I get this error when trying to append two Pandas DFs together in a for loop:
Aggdata=Aggdata.append(Newdata)
This is the full error:
File "pandas\tslib.pyx", line 4096, in pandas.tslib.tz_localize_to_utc (pandas
\tslib.c:69713)
pytz.exceptions.NonExistentTimeError: 2017-03-12 02:01:24
However, in my files, I do not have such a time stamp, but I do have ones like 03/12/17 00:45:26 or 03/12/17 00:01:24. Where it is 2 hours before daylight savings. And if I manually delete the offending row, I get that same error for the next row with times between 12 and 1am on the 12th of March.
My original date/time column has no TZ info, but I calculate another column in EST, before the concatenation and localize it to EST, with time with TZ information:
`data['EST_DateTimeStamp']=pd.DatetimeIndex(pd.to_datetime(data['myDate'])).tz_localize('US/Eastern').tz_convert('US/Eastern')`
Doing some research here, I understand that 2 to 3am on the 12th should be having such error, but why midnight to 1am. So am I localizing it incorrectly? and then why is the error on the append line, and not the localization line?

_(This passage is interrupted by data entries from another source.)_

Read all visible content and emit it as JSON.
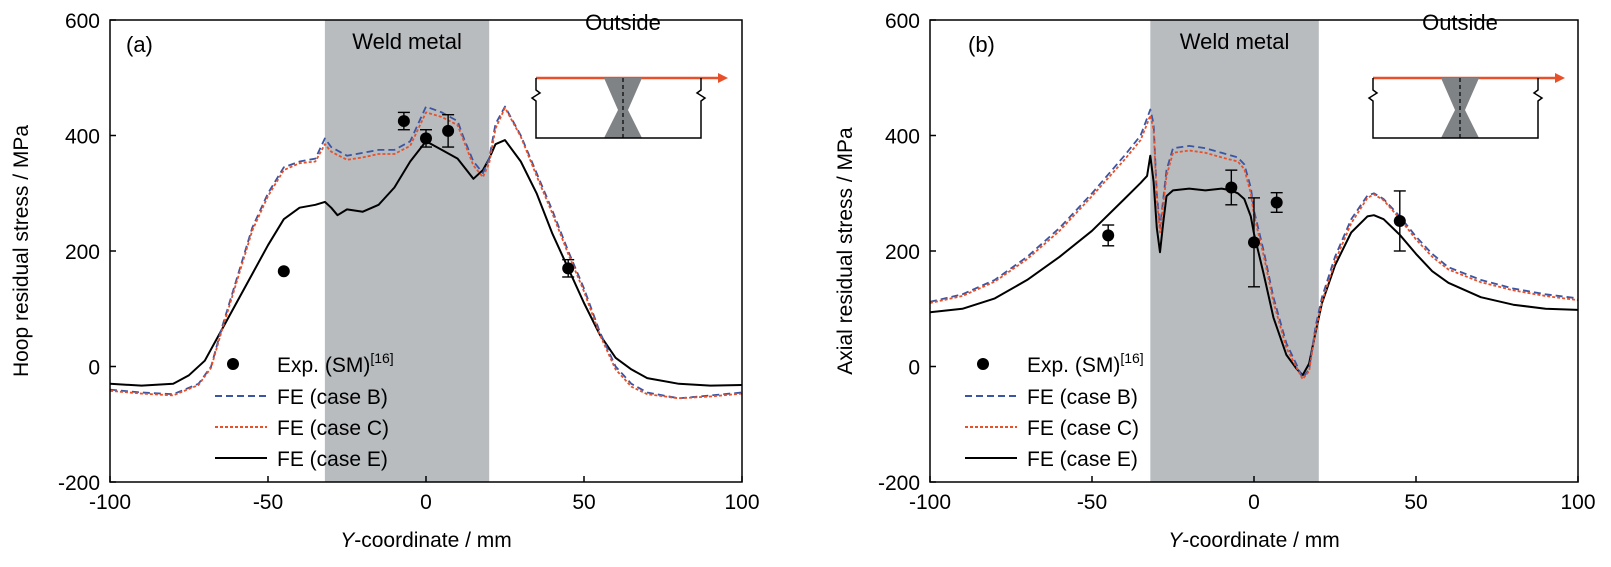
{
  "chart_data": [
    {
      "type": "line",
      "panel_label": "(a)",
      "ylabel": "Hoop residual stress / MPa",
      "xlabel_italic": "Y",
      "xlabel_rest": "-coordinate / mm",
      "xlim": [
        -100,
        100
      ],
      "ylim": [
        -200,
        600
      ],
      "xticks": [
        -100,
        -50,
        0,
        50,
        100
      ],
      "yticks": [
        -200,
        0,
        200,
        400,
        600
      ],
      "weld_region": {
        "label": "Weld metal",
        "x": [
          -32,
          20
        ]
      },
      "inset_label": "Outside",
      "legend": {
        "exp": "Exp. (SM)",
        "exp_ref": "[16]",
        "caseB": "FE (case B)",
        "caseC": "FE (case C)",
        "caseE": "FE (case E)"
      },
      "colors": {
        "caseB": "#3a55a4",
        "caseC": "#e8502a",
        "caseE": "#000000",
        "weld": "#b8bcbf"
      },
      "exp_points": [
        {
          "x": -45,
          "y": 165,
          "err": 0
        },
        {
          "x": -7,
          "y": 425,
          "err": 15
        },
        {
          "x": 0,
          "y": 395,
          "err": 15
        },
        {
          "x": 7,
          "y": 408,
          "err": 28
        },
        {
          "x": 45,
          "y": 170,
          "err": 15
        }
      ],
      "series": [
        {
          "name": "FE (case B)",
          "points": [
            [
              -100,
              -40
            ],
            [
              -90,
              -45
            ],
            [
              -80,
              -48
            ],
            [
              -72,
              -30
            ],
            [
              -68,
              0
            ],
            [
              -65,
              60
            ],
            [
              -60,
              150
            ],
            [
              -55,
              240
            ],
            [
              -50,
              300
            ],
            [
              -45,
              345
            ],
            [
              -40,
              355
            ],
            [
              -35,
              360
            ],
            [
              -32,
              395
            ],
            [
              -30,
              380
            ],
            [
              -25,
              365
            ],
            [
              -20,
              370
            ],
            [
              -15,
              375
            ],
            [
              -10,
              375
            ],
            [
              -5,
              390
            ],
            [
              0,
              450
            ],
            [
              5,
              440
            ],
            [
              10,
              425
            ],
            [
              12,
              395
            ],
            [
              15,
              355
            ],
            [
              18,
              335
            ],
            [
              20,
              360
            ],
            [
              22,
              420
            ],
            [
              25,
              450
            ],
            [
              30,
              400
            ],
            [
              35,
              335
            ],
            [
              40,
              270
            ],
            [
              45,
              200
            ],
            [
              50,
              135
            ],
            [
              55,
              60
            ],
            [
              60,
              0
            ],
            [
              65,
              -30
            ],
            [
              70,
              -45
            ],
            [
              80,
              -55
            ],
            [
              90,
              -50
            ],
            [
              100,
              -45
            ]
          ]
        },
        {
          "name": "FE (case C)",
          "points": [
            [
              -100,
              -42
            ],
            [
              -90,
              -47
            ],
            [
              -80,
              -50
            ],
            [
              -72,
              -32
            ],
            [
              -68,
              -2
            ],
            [
              -65,
              55
            ],
            [
              -60,
              145
            ],
            [
              -55,
              235
            ],
            [
              -50,
              295
            ],
            [
              -45,
              340
            ],
            [
              -40,
              352
            ],
            [
              -35,
              355
            ],
            [
              -32,
              385
            ],
            [
              -30,
              372
            ],
            [
              -25,
              358
            ],
            [
              -20,
              362
            ],
            [
              -15,
              368
            ],
            [
              -10,
              368
            ],
            [
              -5,
              382
            ],
            [
              0,
              440
            ],
            [
              5,
              432
            ],
            [
              10,
              418
            ],
            [
              12,
              390
            ],
            [
              15,
              348
            ],
            [
              18,
              328
            ],
            [
              20,
              352
            ],
            [
              22,
              412
            ],
            [
              25,
              448
            ],
            [
              30,
              398
            ],
            [
              35,
              330
            ],
            [
              40,
              265
            ],
            [
              45,
              195
            ],
            [
              50,
              130
            ],
            [
              55,
              55
            ],
            [
              60,
              -5
            ],
            [
              65,
              -35
            ],
            [
              70,
              -48
            ],
            [
              80,
              -55
            ],
            [
              90,
              -52
            ],
            [
              100,
              -47
            ]
          ]
        },
        {
          "name": "FE (case E)",
          "points": [
            [
              -100,
              -30
            ],
            [
              -90,
              -33
            ],
            [
              -80,
              -30
            ],
            [
              -75,
              -15
            ],
            [
              -70,
              10
            ],
            [
              -65,
              60
            ],
            [
              -60,
              110
            ],
            [
              -55,
              160
            ],
            [
              -50,
              210
            ],
            [
              -45,
              255
            ],
            [
              -40,
              275
            ],
            [
              -35,
              280
            ],
            [
              -32,
              285
            ],
            [
              -30,
              275
            ],
            [
              -28,
              262
            ],
            [
              -25,
              272
            ],
            [
              -20,
              268
            ],
            [
              -15,
              280
            ],
            [
              -10,
              310
            ],
            [
              -5,
              355
            ],
            [
              0,
              390
            ],
            [
              5,
              375
            ],
            [
              10,
              360
            ],
            [
              15,
              325
            ],
            [
              18,
              340
            ],
            [
              20,
              360
            ],
            [
              22,
              385
            ],
            [
              25,
              392
            ],
            [
              30,
              355
            ],
            [
              35,
              300
            ],
            [
              40,
              230
            ],
            [
              45,
              170
            ],
            [
              50,
              110
            ],
            [
              55,
              55
            ],
            [
              60,
              15
            ],
            [
              65,
              -5
            ],
            [
              70,
              -20
            ],
            [
              80,
              -30
            ],
            [
              90,
              -33
            ],
            [
              100,
              -32
            ]
          ]
        }
      ]
    },
    {
      "type": "line",
      "panel_label": "(b)",
      "ylabel": "Axial residual stress / MPa",
      "xlabel_italic": "Y",
      "xlabel_rest": "-coordinate / mm",
      "xlim": [
        -100,
        100
      ],
      "ylim": [
        -200,
        600
      ],
      "xticks": [
        -100,
        -50,
        0,
        50,
        100
      ],
      "yticks": [
        -200,
        0,
        200,
        400,
        600
      ],
      "weld_region": {
        "label": "Weld metal",
        "x": [
          -32,
          20
        ]
      },
      "inset_label": "Outside",
      "legend": {
        "exp": "Exp. (SM)",
        "exp_ref": "[16]",
        "caseB": "FE (case B)",
        "caseC": "FE (case C)",
        "caseE": "FE (case E)"
      },
      "colors": {
        "caseB": "#3a55a4",
        "caseC": "#e8502a",
        "caseE": "#000000",
        "weld": "#b8bcbf"
      },
      "exp_points": [
        {
          "x": -45,
          "y": 227,
          "err": 18
        },
        {
          "x": -7,
          "y": 310,
          "err": 30
        },
        {
          "x": 0,
          "y": 215,
          "err": 77
        },
        {
          "x": 7,
          "y": 284,
          "err": 17
        },
        {
          "x": 45,
          "y": 252,
          "err": 52
        }
      ],
      "series": [
        {
          "name": "FE (case B)",
          "points": [
            [
              -100,
              112
            ],
            [
              -90,
              125
            ],
            [
              -80,
              150
            ],
            [
              -70,
              190
            ],
            [
              -60,
              240
            ],
            [
              -50,
              300
            ],
            [
              -40,
              365
            ],
            [
              -35,
              400
            ],
            [
              -33,
              430
            ],
            [
              -32,
              445
            ],
            [
              -31,
              420
            ],
            [
              -30,
              300
            ],
            [
              -29,
              240
            ],
            [
              -27,
              340
            ],
            [
              -25,
              378
            ],
            [
              -20,
              382
            ],
            [
              -15,
              378
            ],
            [
              -10,
              370
            ],
            [
              -5,
              362
            ],
            [
              -3,
              350
            ],
            [
              -1,
              310
            ],
            [
              0,
              270
            ],
            [
              3,
              200
            ],
            [
              6,
              120
            ],
            [
              10,
              40
            ],
            [
              13,
              5
            ],
            [
              15,
              -20
            ],
            [
              17,
              -5
            ],
            [
              19,
              70
            ],
            [
              21,
              120
            ],
            [
              25,
              190
            ],
            [
              30,
              255
            ],
            [
              35,
              296
            ],
            [
              37,
              300
            ],
            [
              40,
              290
            ],
            [
              45,
              260
            ],
            [
              50,
              225
            ],
            [
              55,
              195
            ],
            [
              60,
              172
            ],
            [
              70,
              150
            ],
            [
              80,
              135
            ],
            [
              90,
              125
            ],
            [
              100,
              118
            ]
          ]
        },
        {
          "name": "FE (case C)",
          "points": [
            [
              -100,
              110
            ],
            [
              -90,
              122
            ],
            [
              -80,
              147
            ],
            [
              -70,
              186
            ],
            [
              -60,
              235
            ],
            [
              -50,
              295
            ],
            [
              -40,
              358
            ],
            [
              -35,
              392
            ],
            [
              -33,
              420
            ],
            [
              -32,
              435
            ],
            [
              -31,
              410
            ],
            [
              -30,
              290
            ],
            [
              -29,
              232
            ],
            [
              -27,
              330
            ],
            [
              -25,
              370
            ],
            [
              -20,
              374
            ],
            [
              -15,
              370
            ],
            [
              -10,
              362
            ],
            [
              -5,
              355
            ],
            [
              -3,
              342
            ],
            [
              -1,
              300
            ],
            [
              0,
              262
            ],
            [
              3,
              192
            ],
            [
              6,
              112
            ],
            [
              10,
              32
            ],
            [
              13,
              0
            ],
            [
              15,
              -22
            ],
            [
              17,
              -8
            ],
            [
              19,
              62
            ],
            [
              21,
              112
            ],
            [
              25,
              182
            ],
            [
              30,
              248
            ],
            [
              35,
              292
            ],
            [
              37,
              298
            ],
            [
              40,
              288
            ],
            [
              45,
              256
            ],
            [
              50,
              220
            ],
            [
              55,
              190
            ],
            [
              60,
              168
            ],
            [
              70,
              146
            ],
            [
              80,
              132
            ],
            [
              90,
              122
            ],
            [
              100,
              115
            ]
          ]
        },
        {
          "name": "FE (case E)",
          "points": [
            [
              -100,
              94
            ],
            [
              -90,
              100
            ],
            [
              -80,
              118
            ],
            [
              -70,
              150
            ],
            [
              -60,
              190
            ],
            [
              -50,
              235
            ],
            [
              -40,
              290
            ],
            [
              -35,
              318
            ],
            [
              -33,
              330
            ],
            [
              -32,
              365
            ],
            [
              -31,
              320
            ],
            [
              -30,
              240
            ],
            [
              -29,
              198
            ],
            [
              -28,
              250
            ],
            [
              -27,
              295
            ],
            [
              -25,
              305
            ],
            [
              -20,
              308
            ],
            [
              -15,
              305
            ],
            [
              -10,
              308
            ],
            [
              -7,
              305
            ],
            [
              -5,
              300
            ],
            [
              -3,
              290
            ],
            [
              -1,
              260
            ],
            [
              0,
              230
            ],
            [
              3,
              160
            ],
            [
              6,
              85
            ],
            [
              10,
              20
            ],
            [
              13,
              -3
            ],
            [
              15,
              -15
            ],
            [
              17,
              5
            ],
            [
              19,
              60
            ],
            [
              21,
              110
            ],
            [
              25,
              175
            ],
            [
              30,
              232
            ],
            [
              35,
              260
            ],
            [
              37,
              262
            ],
            [
              40,
              255
            ],
            [
              45,
              228
            ],
            [
              50,
              195
            ],
            [
              55,
              165
            ],
            [
              60,
              145
            ],
            [
              70,
              120
            ],
            [
              80,
              107
            ],
            [
              90,
              100
            ],
            [
              100,
              98
            ]
          ]
        }
      ]
    }
  ]
}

I was able to reproduce this behavior in a very simple MCVE, saved here: https://codeshare.io/GLjrLe
It absolutely boggles my mind that the error is raised on the third append, and only if the next 3 appends follow. In others words, if I comment out the last 3 copies of appends, it works fine.. can't imagine what is happening.
Thank you for reading.
In case someone else may still find this helpful:
Talking about it with @hashcode55, the solution was to upgrade Pandas on my server, as this was likely a bug in my previous version of that module.